Зачистка (Соловьев) - страница 26

— Владислав Николаевич сказал, чтобы мы прямо сейчас отправлялись к нему в Тверь.

— Мы?

— Да, он сказал: приезжайте вдвоем и немедленно. Я спросил, может быть, жену взять? Он так засмеялся, что стало ясно — про мою супружницу он понимает больше, чем я. Нет, говорит, у нас будет мужской разговор.

— Вот все бросить и прямо сейчас поехать в Тверь?
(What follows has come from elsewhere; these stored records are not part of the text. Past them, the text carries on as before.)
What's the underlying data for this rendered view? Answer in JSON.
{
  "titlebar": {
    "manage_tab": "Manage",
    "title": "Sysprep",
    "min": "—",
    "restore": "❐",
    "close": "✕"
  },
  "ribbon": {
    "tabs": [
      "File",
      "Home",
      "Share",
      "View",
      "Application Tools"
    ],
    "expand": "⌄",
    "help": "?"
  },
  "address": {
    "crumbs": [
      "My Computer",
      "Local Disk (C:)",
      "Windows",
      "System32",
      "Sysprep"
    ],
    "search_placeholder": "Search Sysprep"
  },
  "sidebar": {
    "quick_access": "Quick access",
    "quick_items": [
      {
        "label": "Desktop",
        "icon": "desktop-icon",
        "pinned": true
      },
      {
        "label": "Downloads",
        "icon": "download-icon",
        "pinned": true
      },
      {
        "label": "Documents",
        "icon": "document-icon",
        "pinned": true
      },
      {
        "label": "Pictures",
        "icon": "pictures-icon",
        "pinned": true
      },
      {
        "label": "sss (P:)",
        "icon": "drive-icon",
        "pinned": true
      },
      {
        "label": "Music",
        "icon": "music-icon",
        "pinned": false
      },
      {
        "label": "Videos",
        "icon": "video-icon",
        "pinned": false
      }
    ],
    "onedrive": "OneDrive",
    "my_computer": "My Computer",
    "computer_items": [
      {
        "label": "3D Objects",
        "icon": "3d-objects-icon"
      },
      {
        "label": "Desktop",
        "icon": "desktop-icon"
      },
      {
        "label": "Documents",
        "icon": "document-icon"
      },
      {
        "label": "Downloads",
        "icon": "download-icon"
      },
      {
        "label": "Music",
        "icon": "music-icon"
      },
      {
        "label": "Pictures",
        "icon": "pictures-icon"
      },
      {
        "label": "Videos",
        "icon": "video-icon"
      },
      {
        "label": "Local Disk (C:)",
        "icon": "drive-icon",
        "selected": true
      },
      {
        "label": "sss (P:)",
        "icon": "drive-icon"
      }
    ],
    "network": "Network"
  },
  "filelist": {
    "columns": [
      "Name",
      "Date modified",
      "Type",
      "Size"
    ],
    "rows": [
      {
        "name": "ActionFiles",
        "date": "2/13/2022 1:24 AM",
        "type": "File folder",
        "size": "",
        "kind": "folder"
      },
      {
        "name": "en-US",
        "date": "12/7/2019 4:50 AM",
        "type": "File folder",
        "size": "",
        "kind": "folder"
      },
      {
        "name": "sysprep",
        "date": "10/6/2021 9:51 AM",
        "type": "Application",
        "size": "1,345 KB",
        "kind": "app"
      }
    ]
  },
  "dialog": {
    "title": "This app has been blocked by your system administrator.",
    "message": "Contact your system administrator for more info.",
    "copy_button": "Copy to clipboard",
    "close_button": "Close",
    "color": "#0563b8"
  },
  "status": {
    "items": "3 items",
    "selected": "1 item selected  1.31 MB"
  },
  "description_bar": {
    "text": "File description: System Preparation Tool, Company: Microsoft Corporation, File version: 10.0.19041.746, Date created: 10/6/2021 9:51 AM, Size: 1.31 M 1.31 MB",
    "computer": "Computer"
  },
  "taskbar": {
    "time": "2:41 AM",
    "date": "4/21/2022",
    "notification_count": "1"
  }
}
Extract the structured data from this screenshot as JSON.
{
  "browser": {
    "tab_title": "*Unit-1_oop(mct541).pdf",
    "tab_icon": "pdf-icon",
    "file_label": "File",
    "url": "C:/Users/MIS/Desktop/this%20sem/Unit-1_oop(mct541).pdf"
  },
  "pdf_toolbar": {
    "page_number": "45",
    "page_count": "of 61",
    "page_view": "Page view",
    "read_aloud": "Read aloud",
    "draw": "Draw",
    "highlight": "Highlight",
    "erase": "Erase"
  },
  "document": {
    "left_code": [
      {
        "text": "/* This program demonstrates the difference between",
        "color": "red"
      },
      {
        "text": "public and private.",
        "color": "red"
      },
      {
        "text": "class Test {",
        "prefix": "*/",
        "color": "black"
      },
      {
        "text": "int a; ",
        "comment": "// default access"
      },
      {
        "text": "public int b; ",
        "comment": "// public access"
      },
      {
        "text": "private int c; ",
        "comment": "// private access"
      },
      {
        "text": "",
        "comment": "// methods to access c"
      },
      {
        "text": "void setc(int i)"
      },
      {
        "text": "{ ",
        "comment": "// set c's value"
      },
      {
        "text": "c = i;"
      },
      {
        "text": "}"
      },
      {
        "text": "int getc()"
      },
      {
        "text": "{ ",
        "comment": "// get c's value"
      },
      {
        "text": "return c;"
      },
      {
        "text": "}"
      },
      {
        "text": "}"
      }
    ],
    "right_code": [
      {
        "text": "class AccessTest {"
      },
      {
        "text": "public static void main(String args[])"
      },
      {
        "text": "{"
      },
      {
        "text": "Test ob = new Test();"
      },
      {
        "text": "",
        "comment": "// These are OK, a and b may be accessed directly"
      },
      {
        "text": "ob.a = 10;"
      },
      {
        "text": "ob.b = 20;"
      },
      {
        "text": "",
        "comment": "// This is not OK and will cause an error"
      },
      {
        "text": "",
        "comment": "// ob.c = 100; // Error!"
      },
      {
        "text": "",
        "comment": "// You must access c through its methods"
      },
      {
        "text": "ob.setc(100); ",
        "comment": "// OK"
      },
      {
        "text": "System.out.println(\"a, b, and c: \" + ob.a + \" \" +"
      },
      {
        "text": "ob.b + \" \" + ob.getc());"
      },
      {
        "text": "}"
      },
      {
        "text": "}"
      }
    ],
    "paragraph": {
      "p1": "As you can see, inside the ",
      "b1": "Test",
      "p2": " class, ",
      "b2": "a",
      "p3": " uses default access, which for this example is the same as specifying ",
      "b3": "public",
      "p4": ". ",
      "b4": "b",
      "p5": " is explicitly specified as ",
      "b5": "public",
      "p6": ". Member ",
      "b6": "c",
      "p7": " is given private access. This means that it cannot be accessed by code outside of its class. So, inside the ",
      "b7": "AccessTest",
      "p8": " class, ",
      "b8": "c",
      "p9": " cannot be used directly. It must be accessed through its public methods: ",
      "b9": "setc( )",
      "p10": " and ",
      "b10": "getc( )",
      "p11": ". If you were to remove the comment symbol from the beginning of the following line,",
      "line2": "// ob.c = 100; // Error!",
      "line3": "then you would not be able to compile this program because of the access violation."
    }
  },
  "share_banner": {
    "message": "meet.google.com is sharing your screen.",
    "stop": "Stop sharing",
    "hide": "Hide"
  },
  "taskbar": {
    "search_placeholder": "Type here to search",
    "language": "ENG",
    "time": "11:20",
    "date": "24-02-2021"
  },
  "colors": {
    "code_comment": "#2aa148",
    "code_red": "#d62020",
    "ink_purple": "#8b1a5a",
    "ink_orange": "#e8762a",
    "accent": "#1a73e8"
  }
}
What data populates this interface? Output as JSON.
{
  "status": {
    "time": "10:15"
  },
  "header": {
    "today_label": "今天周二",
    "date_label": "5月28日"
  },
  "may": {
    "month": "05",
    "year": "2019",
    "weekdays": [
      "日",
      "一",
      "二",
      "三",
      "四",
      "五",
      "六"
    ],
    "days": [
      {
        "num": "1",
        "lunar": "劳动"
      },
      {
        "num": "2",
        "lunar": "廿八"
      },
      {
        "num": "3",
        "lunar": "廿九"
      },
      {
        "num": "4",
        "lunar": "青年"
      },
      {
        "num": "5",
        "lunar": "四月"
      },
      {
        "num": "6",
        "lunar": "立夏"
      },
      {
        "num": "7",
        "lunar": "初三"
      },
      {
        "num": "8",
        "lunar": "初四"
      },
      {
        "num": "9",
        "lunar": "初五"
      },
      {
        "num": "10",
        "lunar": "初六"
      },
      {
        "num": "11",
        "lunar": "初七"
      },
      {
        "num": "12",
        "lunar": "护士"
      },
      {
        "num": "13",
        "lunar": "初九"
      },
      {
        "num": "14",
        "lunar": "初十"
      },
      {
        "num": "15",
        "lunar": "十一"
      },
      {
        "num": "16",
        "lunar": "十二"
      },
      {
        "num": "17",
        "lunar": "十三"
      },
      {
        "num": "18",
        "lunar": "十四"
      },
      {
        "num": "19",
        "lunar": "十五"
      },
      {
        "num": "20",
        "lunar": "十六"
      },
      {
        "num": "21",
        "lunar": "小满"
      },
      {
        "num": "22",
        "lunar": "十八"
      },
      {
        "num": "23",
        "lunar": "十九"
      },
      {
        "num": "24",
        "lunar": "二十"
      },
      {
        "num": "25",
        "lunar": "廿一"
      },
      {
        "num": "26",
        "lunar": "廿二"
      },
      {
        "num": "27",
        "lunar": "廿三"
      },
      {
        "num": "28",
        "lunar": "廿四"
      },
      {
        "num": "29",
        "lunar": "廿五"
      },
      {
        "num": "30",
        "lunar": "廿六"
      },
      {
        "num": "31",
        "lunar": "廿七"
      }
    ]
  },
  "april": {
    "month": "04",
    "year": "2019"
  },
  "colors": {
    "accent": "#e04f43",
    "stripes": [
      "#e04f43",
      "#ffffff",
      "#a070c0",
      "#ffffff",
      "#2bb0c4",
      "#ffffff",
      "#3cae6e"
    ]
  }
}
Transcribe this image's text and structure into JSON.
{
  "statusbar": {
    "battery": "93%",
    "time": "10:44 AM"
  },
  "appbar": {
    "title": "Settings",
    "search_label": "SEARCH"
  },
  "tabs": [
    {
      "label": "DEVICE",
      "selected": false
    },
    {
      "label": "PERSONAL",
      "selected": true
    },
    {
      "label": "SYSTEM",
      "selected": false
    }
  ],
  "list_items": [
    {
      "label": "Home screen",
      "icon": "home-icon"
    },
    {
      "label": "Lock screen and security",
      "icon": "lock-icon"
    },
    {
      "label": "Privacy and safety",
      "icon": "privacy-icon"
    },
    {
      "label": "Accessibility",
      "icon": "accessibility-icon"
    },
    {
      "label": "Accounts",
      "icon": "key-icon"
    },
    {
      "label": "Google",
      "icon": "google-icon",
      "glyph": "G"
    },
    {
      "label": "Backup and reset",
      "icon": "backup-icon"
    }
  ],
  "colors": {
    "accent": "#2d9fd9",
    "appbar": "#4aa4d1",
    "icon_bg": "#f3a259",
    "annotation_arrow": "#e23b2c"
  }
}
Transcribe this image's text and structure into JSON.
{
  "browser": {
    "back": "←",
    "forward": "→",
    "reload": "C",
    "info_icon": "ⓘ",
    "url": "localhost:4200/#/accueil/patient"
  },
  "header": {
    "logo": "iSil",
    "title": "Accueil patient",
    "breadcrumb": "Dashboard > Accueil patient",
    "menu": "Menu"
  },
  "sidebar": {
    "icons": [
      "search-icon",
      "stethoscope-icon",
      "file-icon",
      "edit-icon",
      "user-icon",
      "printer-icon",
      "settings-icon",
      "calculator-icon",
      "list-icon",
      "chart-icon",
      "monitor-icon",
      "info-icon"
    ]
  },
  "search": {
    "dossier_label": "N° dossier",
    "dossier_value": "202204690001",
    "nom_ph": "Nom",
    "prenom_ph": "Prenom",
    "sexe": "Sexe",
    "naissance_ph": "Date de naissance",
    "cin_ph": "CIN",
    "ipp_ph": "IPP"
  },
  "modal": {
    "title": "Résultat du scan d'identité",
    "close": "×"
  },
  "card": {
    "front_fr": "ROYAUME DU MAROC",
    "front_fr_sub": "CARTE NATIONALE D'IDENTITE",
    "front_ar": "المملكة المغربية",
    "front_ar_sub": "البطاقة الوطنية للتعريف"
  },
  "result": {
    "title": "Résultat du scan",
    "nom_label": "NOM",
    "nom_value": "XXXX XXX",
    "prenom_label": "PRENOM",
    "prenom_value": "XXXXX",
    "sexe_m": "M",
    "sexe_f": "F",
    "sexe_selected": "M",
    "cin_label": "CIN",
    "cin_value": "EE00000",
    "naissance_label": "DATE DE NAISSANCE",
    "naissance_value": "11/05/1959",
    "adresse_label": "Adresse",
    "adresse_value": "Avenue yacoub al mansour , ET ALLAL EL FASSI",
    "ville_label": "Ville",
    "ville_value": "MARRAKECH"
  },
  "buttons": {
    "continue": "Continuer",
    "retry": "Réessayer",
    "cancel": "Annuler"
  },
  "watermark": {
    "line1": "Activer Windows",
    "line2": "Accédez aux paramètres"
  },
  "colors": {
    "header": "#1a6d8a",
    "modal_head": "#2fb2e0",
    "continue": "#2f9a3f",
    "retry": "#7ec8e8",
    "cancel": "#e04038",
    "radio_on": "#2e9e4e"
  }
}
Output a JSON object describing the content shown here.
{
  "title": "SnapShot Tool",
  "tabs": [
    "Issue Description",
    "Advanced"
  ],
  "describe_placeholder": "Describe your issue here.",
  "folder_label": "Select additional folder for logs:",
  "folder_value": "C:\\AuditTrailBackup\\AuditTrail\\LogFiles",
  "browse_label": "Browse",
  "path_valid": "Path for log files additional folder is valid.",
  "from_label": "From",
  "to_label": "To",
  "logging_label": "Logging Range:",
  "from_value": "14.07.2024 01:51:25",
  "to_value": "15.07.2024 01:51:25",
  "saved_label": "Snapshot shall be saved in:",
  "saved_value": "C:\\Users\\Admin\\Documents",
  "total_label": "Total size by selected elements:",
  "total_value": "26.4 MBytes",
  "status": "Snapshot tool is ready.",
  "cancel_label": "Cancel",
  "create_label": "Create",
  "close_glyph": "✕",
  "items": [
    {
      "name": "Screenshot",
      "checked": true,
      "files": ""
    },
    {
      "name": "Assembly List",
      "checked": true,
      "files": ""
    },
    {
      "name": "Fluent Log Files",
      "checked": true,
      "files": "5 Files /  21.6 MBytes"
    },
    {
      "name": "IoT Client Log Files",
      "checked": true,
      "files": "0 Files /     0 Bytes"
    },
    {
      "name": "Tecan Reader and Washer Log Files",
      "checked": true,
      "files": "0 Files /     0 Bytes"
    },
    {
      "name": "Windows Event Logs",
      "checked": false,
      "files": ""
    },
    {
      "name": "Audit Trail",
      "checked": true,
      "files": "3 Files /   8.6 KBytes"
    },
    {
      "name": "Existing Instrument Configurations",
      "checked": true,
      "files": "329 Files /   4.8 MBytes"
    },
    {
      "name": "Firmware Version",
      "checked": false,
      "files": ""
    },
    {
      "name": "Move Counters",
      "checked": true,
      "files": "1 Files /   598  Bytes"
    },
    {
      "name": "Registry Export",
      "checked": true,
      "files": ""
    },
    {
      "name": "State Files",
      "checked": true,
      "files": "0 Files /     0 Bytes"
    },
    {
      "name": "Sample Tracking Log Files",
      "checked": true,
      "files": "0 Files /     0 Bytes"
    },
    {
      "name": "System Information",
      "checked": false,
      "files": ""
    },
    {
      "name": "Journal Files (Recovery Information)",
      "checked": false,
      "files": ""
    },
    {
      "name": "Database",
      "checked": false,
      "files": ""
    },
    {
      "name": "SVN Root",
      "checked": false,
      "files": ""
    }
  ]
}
Юр, ты в своем уме?

— Даня, я тебя очень прошу…

Через несколько часов мы уже стояли у обшарпанного подъезда какого-то из многочисленных панельных памятников победившей архитектурной безвкусице, совершенно неотличимого от своих соседей.

Скромная двухкомнатная квартира на третьем этаже. Совершенно обычная, со стандартной обстановкой, неотличимая от миллионов других квартир — за исключением бесчисленного множества иконок в углу большой комнаты. Их так много, что под ними не видно обоев. Шпалерная развеска — так это называется на языке музейщиков и галеристов. Перед иконами — письменный стол и два стула. Рабочее место молельщика.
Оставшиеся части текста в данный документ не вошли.